Some Criticisms Answered

“We are told that the messages coming through are contradictory, and that others give no information, and that others again are unreliable. If people took the trouble to stop and study human nature they would understand how contradictory humans are upon many points. Take, for instance, if each one were to write a story of their life on this earth, how contradictory they would be. The life of one would flow smoothly and without worry; the life of another would be a recital of hardships, frustration, and struggle against circumstances. Some live in the country, others live in the city, some underground in mines, others fly in the air.

“Yet there are basic principles to which all lives conform: we all have to eat, to breathe, to drink, sleep, and clothe ourselves; to make friendships, experience disagreements, to travel, to pass through storm and sunshine. It is very much the same on this side. We start here from the exact point of mental and spiritual development (at which) we left off when we made the change.

“One passes on after a long and tedious illness in which the sense of pain and weakness (had) gradually grown on the mind; another is struck down in the prime of life. One passes out of this life in the fullness of youth; another lives to old age when long life and worry upon earth had made him tired and weary of physical existence. Everyone, when he or she passes over, is like a patient in a hospital; each one is attended separately.

“There are many people who tell you that our facts are not true. Others again tell you that it is forbidden ground and that you have no right to see into the Beyond, and that it should be left alone, that our Father God has given us no powers at all which are under any circumstances to be used. But the very fact that you possess the power to see, to hear and write, makes it your bounden duty to develop (these powers). It is true that these powers, like any other powers, may be abused if we lose our sense of reason.
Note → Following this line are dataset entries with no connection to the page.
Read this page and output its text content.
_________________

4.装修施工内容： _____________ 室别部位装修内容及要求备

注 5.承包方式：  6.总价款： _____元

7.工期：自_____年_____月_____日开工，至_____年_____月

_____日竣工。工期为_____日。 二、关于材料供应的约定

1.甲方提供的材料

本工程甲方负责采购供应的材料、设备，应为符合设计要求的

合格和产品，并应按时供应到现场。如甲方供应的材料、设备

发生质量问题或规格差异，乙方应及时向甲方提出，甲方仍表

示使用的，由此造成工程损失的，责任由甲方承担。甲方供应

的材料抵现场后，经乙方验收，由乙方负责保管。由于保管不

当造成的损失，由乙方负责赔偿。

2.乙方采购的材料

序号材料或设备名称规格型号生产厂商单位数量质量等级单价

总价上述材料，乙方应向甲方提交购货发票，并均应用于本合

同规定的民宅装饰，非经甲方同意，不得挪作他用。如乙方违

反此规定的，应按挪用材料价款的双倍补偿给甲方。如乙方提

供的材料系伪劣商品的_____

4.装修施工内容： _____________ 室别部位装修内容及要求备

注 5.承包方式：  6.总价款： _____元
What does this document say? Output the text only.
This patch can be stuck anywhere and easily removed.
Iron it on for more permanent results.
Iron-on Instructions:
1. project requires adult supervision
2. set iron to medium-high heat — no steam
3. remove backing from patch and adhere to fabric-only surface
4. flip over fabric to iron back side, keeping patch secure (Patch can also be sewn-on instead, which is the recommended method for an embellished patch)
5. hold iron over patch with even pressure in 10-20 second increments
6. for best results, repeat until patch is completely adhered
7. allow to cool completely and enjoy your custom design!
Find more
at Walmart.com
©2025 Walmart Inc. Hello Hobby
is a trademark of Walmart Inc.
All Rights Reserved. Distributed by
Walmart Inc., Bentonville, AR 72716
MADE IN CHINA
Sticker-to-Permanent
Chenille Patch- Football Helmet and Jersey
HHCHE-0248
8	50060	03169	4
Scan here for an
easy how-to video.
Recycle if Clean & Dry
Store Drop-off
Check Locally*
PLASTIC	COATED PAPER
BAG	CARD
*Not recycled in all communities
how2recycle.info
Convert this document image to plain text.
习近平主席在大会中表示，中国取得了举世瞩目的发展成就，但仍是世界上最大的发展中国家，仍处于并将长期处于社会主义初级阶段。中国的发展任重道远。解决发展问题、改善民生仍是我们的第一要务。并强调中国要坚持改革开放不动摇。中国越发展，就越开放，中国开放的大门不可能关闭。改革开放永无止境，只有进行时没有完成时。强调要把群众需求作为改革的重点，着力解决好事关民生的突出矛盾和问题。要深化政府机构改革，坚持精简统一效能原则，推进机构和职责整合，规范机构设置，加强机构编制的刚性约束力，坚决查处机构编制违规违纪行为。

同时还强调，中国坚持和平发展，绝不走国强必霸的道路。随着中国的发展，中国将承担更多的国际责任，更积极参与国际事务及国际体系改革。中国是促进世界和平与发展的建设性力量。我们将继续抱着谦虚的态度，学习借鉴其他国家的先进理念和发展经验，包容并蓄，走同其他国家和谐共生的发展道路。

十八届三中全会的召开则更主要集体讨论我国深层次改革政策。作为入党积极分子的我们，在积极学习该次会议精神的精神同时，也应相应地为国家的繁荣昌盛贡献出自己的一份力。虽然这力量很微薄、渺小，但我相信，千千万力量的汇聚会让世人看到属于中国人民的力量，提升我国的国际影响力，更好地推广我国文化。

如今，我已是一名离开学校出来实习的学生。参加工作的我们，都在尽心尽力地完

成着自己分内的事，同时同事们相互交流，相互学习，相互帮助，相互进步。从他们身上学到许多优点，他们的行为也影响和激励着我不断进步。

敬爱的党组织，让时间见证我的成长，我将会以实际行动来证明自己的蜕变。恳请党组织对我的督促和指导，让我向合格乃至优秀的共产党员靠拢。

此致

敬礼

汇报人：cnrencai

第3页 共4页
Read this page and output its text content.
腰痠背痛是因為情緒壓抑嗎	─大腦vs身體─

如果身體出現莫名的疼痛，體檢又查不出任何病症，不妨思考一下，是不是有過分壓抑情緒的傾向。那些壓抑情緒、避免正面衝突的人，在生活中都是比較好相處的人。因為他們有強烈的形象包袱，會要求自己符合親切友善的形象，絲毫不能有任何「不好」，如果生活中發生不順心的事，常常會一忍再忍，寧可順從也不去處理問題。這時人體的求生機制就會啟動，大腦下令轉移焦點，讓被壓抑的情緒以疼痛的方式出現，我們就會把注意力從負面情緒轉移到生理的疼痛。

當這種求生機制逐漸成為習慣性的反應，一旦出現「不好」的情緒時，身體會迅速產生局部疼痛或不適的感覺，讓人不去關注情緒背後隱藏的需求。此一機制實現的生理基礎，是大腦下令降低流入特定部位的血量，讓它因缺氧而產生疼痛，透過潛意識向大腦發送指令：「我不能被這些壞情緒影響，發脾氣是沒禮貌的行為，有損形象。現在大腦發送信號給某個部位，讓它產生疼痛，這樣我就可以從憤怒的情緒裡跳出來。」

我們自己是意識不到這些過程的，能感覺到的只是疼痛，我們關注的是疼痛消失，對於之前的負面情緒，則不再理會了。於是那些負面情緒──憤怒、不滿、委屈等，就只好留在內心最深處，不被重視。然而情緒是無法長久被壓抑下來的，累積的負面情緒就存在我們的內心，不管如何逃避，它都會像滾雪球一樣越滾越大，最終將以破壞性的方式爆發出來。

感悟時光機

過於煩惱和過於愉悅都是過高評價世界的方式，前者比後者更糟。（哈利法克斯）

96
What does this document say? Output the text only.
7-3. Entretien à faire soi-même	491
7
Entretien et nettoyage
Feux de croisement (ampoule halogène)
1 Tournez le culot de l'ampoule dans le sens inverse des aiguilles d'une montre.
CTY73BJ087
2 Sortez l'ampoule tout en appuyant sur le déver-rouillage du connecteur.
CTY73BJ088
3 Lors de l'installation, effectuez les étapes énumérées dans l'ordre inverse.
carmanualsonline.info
But I repeat that the possession of them is strong reason why it is lawful that they be used.”

“Some folks discountenance communication upon the grounds that it hinders the advancement of the departed. There has never been any evidence of this. The spirits are entirely to the contrary, and they have been helped and strengthened by the touch of those whom they love.”

“I should like to add a few practical words. Enormous new developments, the greatest in the history of mankind (are beginning). How are you going to use them? You are bound, I think, to state your own belief, especially to those who are in trouble. Having stated it you should not force it, but leave it to a higher wisdom than our own.

“When the call comes for help, it may come from someone who has lost a loved one and wants to re-establish a connection. Be careful not to overdo this. Having got in touch, be moderate in your demands. Do not be satisfied with anything short of the best. Having got this, wait for a short period, when both will be united again.

When I think of the ideas I had when on this earthly plane, and the life I am now living, I marvel at their hopeless inadequacy! The reality is so much greater than ever you could imagine! It is a New Life, the nature of which you could never fully understand!’

Now, dear friends I feel somewhat sad within me at the thought that this may be the last time I may have the opportunity of communicating with you.’ My friends, I thank my medium for giving me the opportunity to use her. I will be back with you some other time. Someone else will take my place, and I hope he will find conditions as good as I have found them. Goodbye, and may the blessing of our Father God be with you and your work.” “Henry Gratton.”